Infelizmente, há algo que parece sobrepor-se: a surpresa pelos factos, uma
espécie de duas letras que coabitam em interjeição num ah prolongado pela
consoante. Como se não fosse assim há décadas. É nestes momentos em que a surpresa
nos desilude porque não se percebe o carácter da excitação. Qual o espanto com
os "Panama Papers" (PP)? Ao alcance de barco, avião ou pensamento, a
Madeira aqui tão perto.
Os
próximos dias tratarão de clarificar a percentagem de "lusitanismo"
nos PP. Se a Mossack Fonseca tem nome português que não seja só um
prolongamento do nome de família da antiga série do Gato Fedorento. Os PP são
apenas uma árvore miúda que cresceu em floresta cerrada: contam-se cerca de uma
centena de paraísos fiscais legais. Não será por acaso que os projectos do BE
sobre o enriquecimento ilícito, a zona franca da Madeira ou sobre a
obrigatoriedade de relatoriamento das transferências para offshores foram
sempre olhados com indiferença ou negação. Até que se esgotem ovos e iogurtes
nas grandes superfícies.
Consequências.
O Parlamento islandês foi rodeado por 10 mil pessoas, vidros pintados a ovos e
iogurte. O primeiro-ministro islandês pede a demissão, sendo evidente que sua
"morte política" já acontecera ao vivo e a cores numa entrevista de
queixo caído. Parentesco. Quase em simultâneo, perante a ausência de Rui Rio,
Passos Coelho acendia uma fogueirinha no enregelado Congresso do partido em
Espinho, lançando Maria Luís Albuquerque na corrida para a sua sucessão
interna. Com as devidas distâncias, não há qualquer ilegalidade primordial nos
offshores ou na Arrow Global: o contexto que os aproxima é a ausência de
vergonha.
Vamos
até ao fim, mesmo? Deseja-se a ocidentalização dos PP e o fim da sua
"selectividade". Apontar à Rússia, Irão, Paquistão ou Coreia do Norte
é deixar as potências da OCDE a salvo.

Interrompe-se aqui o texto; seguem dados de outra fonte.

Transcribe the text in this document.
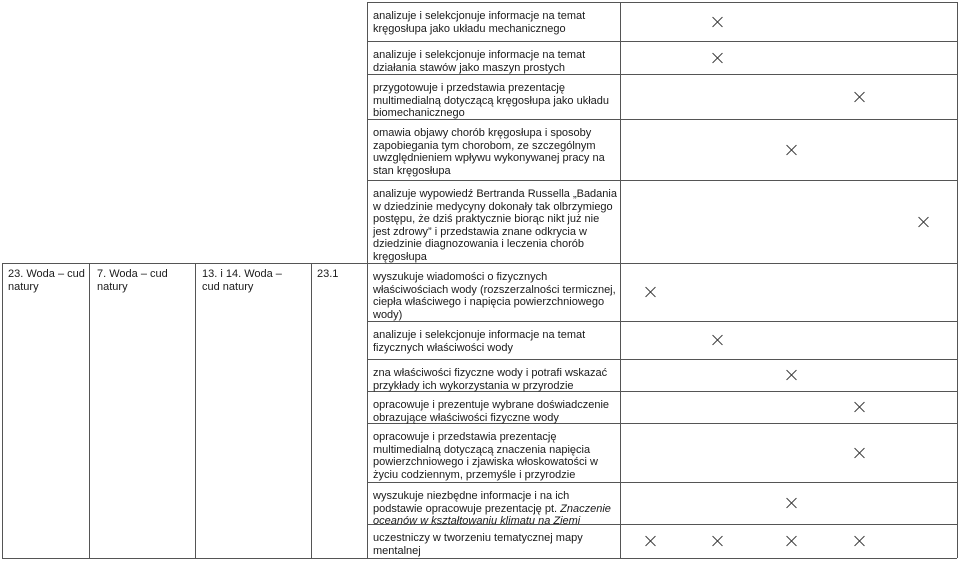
23. Woda – cud natury
7. Woda – cud natury
13. i 14. Woda – cud natury
23.1
analizuje i selekcjonuje informacje na temat kręgosłupa jako układu mechanicznego
analizuje i selekcjonuje informacje na temat działania stawów jako maszyn prostych
przygotowuje i przedstawia prezentację multimedialną dotyczącą kręgosłupa jako układu biomechanicznego
omawia objawy chorób kręgosłupa i sposoby zapobiegania tym chorobom, ze szczególnym uwzględnieniem wpływu wykonywanej pracy na stan kręgosłupa
analizuje wypowiedź Bertranda Russella „Badania w dziedzinie medycyny dokonały tak olbrzymiego postępu, że dziś praktycznie biorąc nikt już nie jest zdrowy” i przedstawia znane odkrycia w dziedzinie diagnozowania i leczenia chorób kręgosłupa
wyszukuje wiadomości o fizycznych właściwościach wody (rozszerzalności termicznej, ciepła właściwego i napięcia powierzchniowego wody)
analizuje i selekcjonuje informacje na temat fizycznych właściwości wody
zna właściwości fizyczne wody i potrafi wskazać przykłady ich wykorzystania w przyrodzie
opracowuje i prezentuje wybrane doświadczenie obrazujące właściwości fizyczne wody
opracowuje i przedstawia prezentację multimedialną dotyczącą znaczenia napięcia powierzchniowego i zjawiska włoskowatości w życiu codziennym, przemyśle i przyrodzie
wyszukuje niezbędne informacje i na ich podstawie opracowuje prezentację pt. Znaczenie oceanów w kształtowaniu klimatu na Ziemi
uczestniczy w tworzeniu tematycznej mapy mentalnej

E não podemos esquecer que a maioria das
pequenas ilhas de paraísos fiscais são meras dependências de forças como os
Estados Unidos, Reino Unido ou Suíça. Até agora, quase todos - União Europeia,
inclusive - coabitaram com os offshores globais perante a indiferença. Bernie
Sanders já se levantava contra o "Panama Free Trade Deal" em 2011.
Mas quando David Cameron é agora confrontado com o envolvimento da sua família,
responde com o seu não envolvimento pessoal. Erro crasso. "É tudo o que
tenho", diz ele. "Para dizer", acrescento.